Players work their way through levels with various obstacles in a few different themed level sets. Gameplay is incredibly simple and takes the same one-button strategy that successful Jetpack Joyride did – tap anywhere on the screen to use the games one button. In this case, pressing the button makes the character stop. When the player let’s go, the character continues moving. While the controls are simple, the game isn’t. The puzzles are challenging and fun.

Players can earn one of three badges at the end of the level: precision (taking no damage), speedy (a set amount of time), and fantastic (a score composite of the two). I don’t like that the “speedy” badge can be obtained so easily by just running through a level and constantly taking hits. I think the badge should only be obtainable if you only take a certain percentage of damage or take none at all. That would make it a much more challenging and worthwhile badge to obtain.

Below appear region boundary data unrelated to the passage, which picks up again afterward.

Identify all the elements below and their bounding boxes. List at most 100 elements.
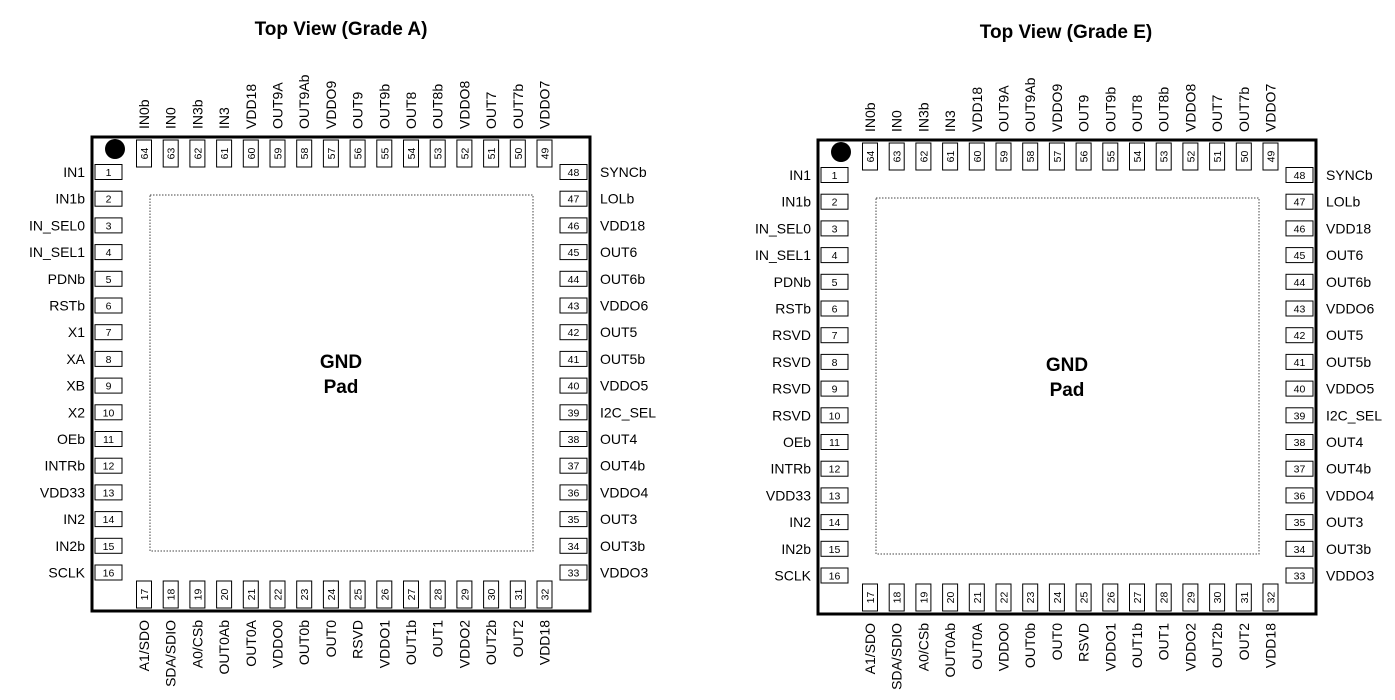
pin-label: PDNb <box>774 274 812 290</box>
pin-number: 63 <box>892 151 904 163</box>
pin-label: OUT9 <box>350 91 366 129</box>
pin-label: OUT9Ab <box>296 74 312 129</box>
pin-box <box>94 270 123 287</box>
pin-label: OUT3b <box>1326 541 1371 557</box>
pin-number: 59 <box>273 148 285 160</box>
pin-box <box>862 142 878 171</box>
pin-number: 53 <box>433 148 445 160</box>
pin-number: 48 <box>1294 170 1306 182</box>
pin-label: VDDO5 <box>600 378 648 394</box>
pin-box <box>559 431 588 447</box>
pin-label: A1/SDO <box>862 623 878 674</box>
pin-number: 52 <box>459 148 471 160</box>
pin1-marker-dot <box>105 139 125 159</box>
pin-label: IN2b <box>55 538 85 554</box>
pin-box <box>376 139 393 168</box>
pin-number: 42 <box>1294 330 1306 342</box>
pin-number: 14 <box>829 517 841 529</box>
pin-label: OUT3b <box>600 538 645 554</box>
pin-number: 19 <box>918 592 930 604</box>
pin-number: 1 <box>106 167 112 179</box>
pin-number: 25 <box>353 589 365 601</box>
pin-box <box>820 300 849 317</box>
pin-number: 41 <box>568 354 580 366</box>
pin-label: IN3b <box>915 102 931 132</box>
pin-box <box>242 139 259 168</box>
pin-number: 61 <box>945 151 957 163</box>
pin-box <box>862 583 878 612</box>
pin-label: IN1 <box>63 164 85 180</box>
pin-box <box>483 580 500 609</box>
pin-label: IN0 <box>163 107 179 129</box>
pin-box <box>429 139 446 168</box>
pin-box <box>1285 220 1314 237</box>
pin-label: LOLb <box>600 191 634 207</box>
pin-label: OUT2 <box>510 620 526 658</box>
pin-label: A0/CSb <box>189 620 205 668</box>
pin-label: VDDO3 <box>600 565 648 581</box>
pin-number: 56 <box>1079 151 1091 163</box>
pin-box <box>94 564 123 581</box>
pin-number: 22 <box>999 592 1011 604</box>
pin-number: 40 <box>568 381 580 393</box>
pin-number: 28 <box>433 589 445 601</box>
pin-label: IN2 <box>789 514 811 530</box>
pin-box <box>559 537 588 554</box>
pin-number: 46 <box>568 220 580 232</box>
pin-number: 62 <box>192 148 204 160</box>
pin-number: 41 <box>1294 357 1306 369</box>
pin-label: VDD18 <box>969 87 985 132</box>
pin-label: I2C_SEL <box>600 404 656 420</box>
pin-number: 30 <box>1212 592 1224 604</box>
pin-label: RSTb <box>775 301 811 317</box>
pin-box <box>820 247 849 264</box>
pin-number: 33 <box>568 568 580 580</box>
pin-label: OUT7 <box>1209 94 1225 132</box>
pin-number: 38 <box>568 434 580 446</box>
pin-box <box>162 139 179 168</box>
pin-label: RSTb <box>49 298 85 314</box>
pin-box <box>820 407 849 424</box>
pin-box <box>915 583 932 612</box>
pin-label: OUT1 <box>430 620 446 658</box>
pin-number: 58 <box>299 148 311 160</box>
pin-number: 24 <box>326 589 338 601</box>
pin-number: 11 <box>103 434 114 446</box>
pin-label: VDDO6 <box>600 298 648 314</box>
pin-box <box>94 297 123 314</box>
pin-number: 15 <box>829 544 841 556</box>
pin-box <box>94 217 123 234</box>
pin-box <box>559 564 588 581</box>
pin-box <box>1075 583 1092 612</box>
pin-box <box>94 164 123 180</box>
pin-box <box>94 404 123 421</box>
pin-label: OUT4 <box>600 431 638 447</box>
pin-number: 47 <box>1294 197 1306 209</box>
pin-label: VDDO5 <box>1326 381 1374 397</box>
pin-label: OUT9A <box>996 85 1012 132</box>
pin-box <box>136 139 152 168</box>
pin-number: 27 <box>406 589 418 601</box>
pin-label: IN3 <box>942 110 958 132</box>
pin-label: XA <box>66 351 85 367</box>
pin-number: 10 <box>829 410 841 422</box>
pin-label: OUT0Ab <box>216 620 232 675</box>
pin-label: OUT5 <box>600 324 638 340</box>
pin-number: 6 <box>832 304 838 316</box>
pin-number: 25 <box>1079 592 1091 604</box>
pin-box <box>1262 583 1279 612</box>
pin-box <box>1022 142 1039 171</box>
pin-label: VDD18 <box>1326 220 1371 236</box>
pin-box <box>94 190 123 207</box>
pin-number: 3 <box>106 220 112 232</box>
pin-label: VDDO1 <box>376 620 392 668</box>
pin-box <box>509 139 526 168</box>
pin-box <box>189 580 206 609</box>
pin-label: RSVD <box>772 354 811 370</box>
pin-box <box>1285 247 1314 264</box>
pin-number: 5 <box>832 277 838 289</box>
pin-label: VDD18 <box>537 620 553 665</box>
pin-box <box>1129 583 1145 612</box>
pin-label: RSVD <box>1076 623 1092 662</box>
diagram-title: Top View (Grade A) <box>255 19 428 40</box>
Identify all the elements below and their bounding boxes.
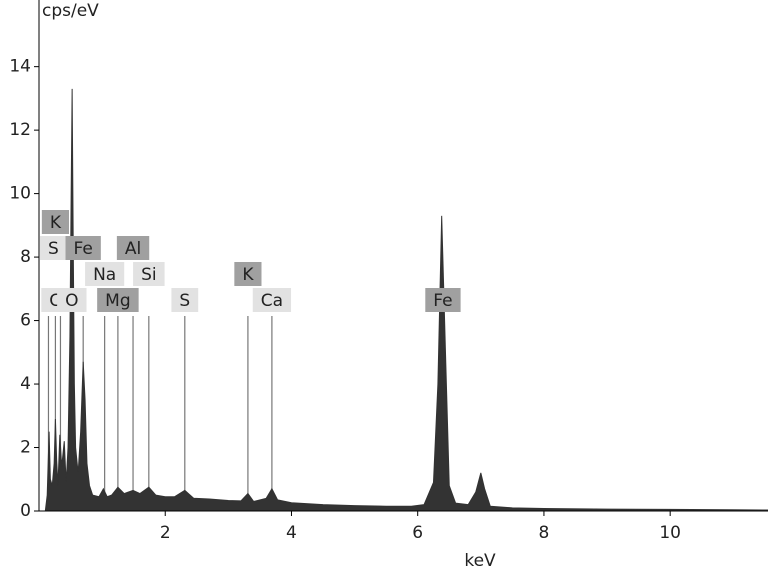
element-label-text: K <box>50 213 62 233</box>
y-tick-label: 0 <box>20 501 31 521</box>
element-label-text: Fe <box>433 291 452 311</box>
element-label: K <box>234 262 262 286</box>
element-label-box <box>97 288 139 312</box>
element-label-text: Ca <box>261 291 283 311</box>
element-label-text: K <box>242 265 254 285</box>
element-label: S <box>171 288 199 312</box>
element-label: Fe <box>425 288 461 312</box>
element-label: K <box>41 210 69 234</box>
element-label-box <box>252 288 292 312</box>
y-tick-label: 4 <box>20 374 31 394</box>
element-label: Fe <box>65 236 101 260</box>
element-label-box <box>234 262 262 286</box>
element-label-text: Na <box>93 265 116 285</box>
element-label-box <box>133 262 165 286</box>
element-label-box <box>116 236 150 260</box>
element-label: Si <box>133 262 165 286</box>
y-tick-label: 14 <box>9 57 31 77</box>
y-tick-label: 8 <box>20 247 31 267</box>
y-tick-label: 10 <box>9 184 31 204</box>
element-label: Mg <box>97 288 139 312</box>
y-tick-label: 6 <box>20 311 31 331</box>
element-label-box <box>425 288 461 312</box>
spectrum <box>44 88 768 512</box>
y-tick-label: 12 <box>9 120 31 140</box>
element-label-box <box>65 236 101 260</box>
element-label-box <box>57 288 87 312</box>
element-label-text: S <box>179 291 190 311</box>
element-label-box <box>85 262 125 286</box>
x-tick-label: 2 <box>160 523 171 543</box>
x-tick-label: 4 <box>286 523 297 543</box>
y-tick-label: 2 <box>20 438 31 458</box>
element-label-text: S <box>48 239 59 259</box>
element-label-text: O <box>65 291 78 311</box>
element-label-text: Si <box>141 265 157 285</box>
element-label-box <box>171 288 199 312</box>
element-label: Al <box>116 236 150 260</box>
element-label-text: Al <box>125 239 141 259</box>
element-label: S <box>40 236 67 260</box>
element-label-box <box>41 210 69 234</box>
x-tick-label: 10 <box>659 523 681 543</box>
x-tick-label: 6 <box>412 523 423 543</box>
x-tick-label: 8 <box>539 523 550 543</box>
element-label-text: Mg <box>105 291 130 311</box>
x-axis-label: keV <box>464 551 496 571</box>
element-label: Na <box>85 262 125 286</box>
element-label: Ca <box>252 288 292 312</box>
element-label: O <box>57 288 87 312</box>
element-label-box <box>40 236 67 260</box>
element-label-text: Fe <box>74 239 93 259</box>
y-axis-label: cps/eV <box>42 1 99 21</box>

The game also has various powerups that are discovered throughout the game. Players use acorns that they earn throughout the levels to use the powerups. Of course, players can buy more acorns with in-app purchases. But I used plenty of power-ups with the acorns I earned in the game.

The art in the game reminds me a bit of Ocarina of Time, though I’m not exactly sure why. The forest theme for the first set of puzzles just reminds me of the starting area and the Great Deku tree. There’s also ruins, snow, and lava-themed puzzle worlds.

The game can be incredibly frustrating at times. Sometimes, the way the levels set up aren’t apparent (quite frequently, really…). When that happens, there’s almost no way to finish a level the first time or sometimes even second time through. Players need to test the level with some trial and error to memorize it and figure out the best way to go through it. I don’t think puzzles should be made that way. The best way to remedy this would be for players to be able to zoom out and preview the puzzle map and see what all of the obstacles do and on what timers.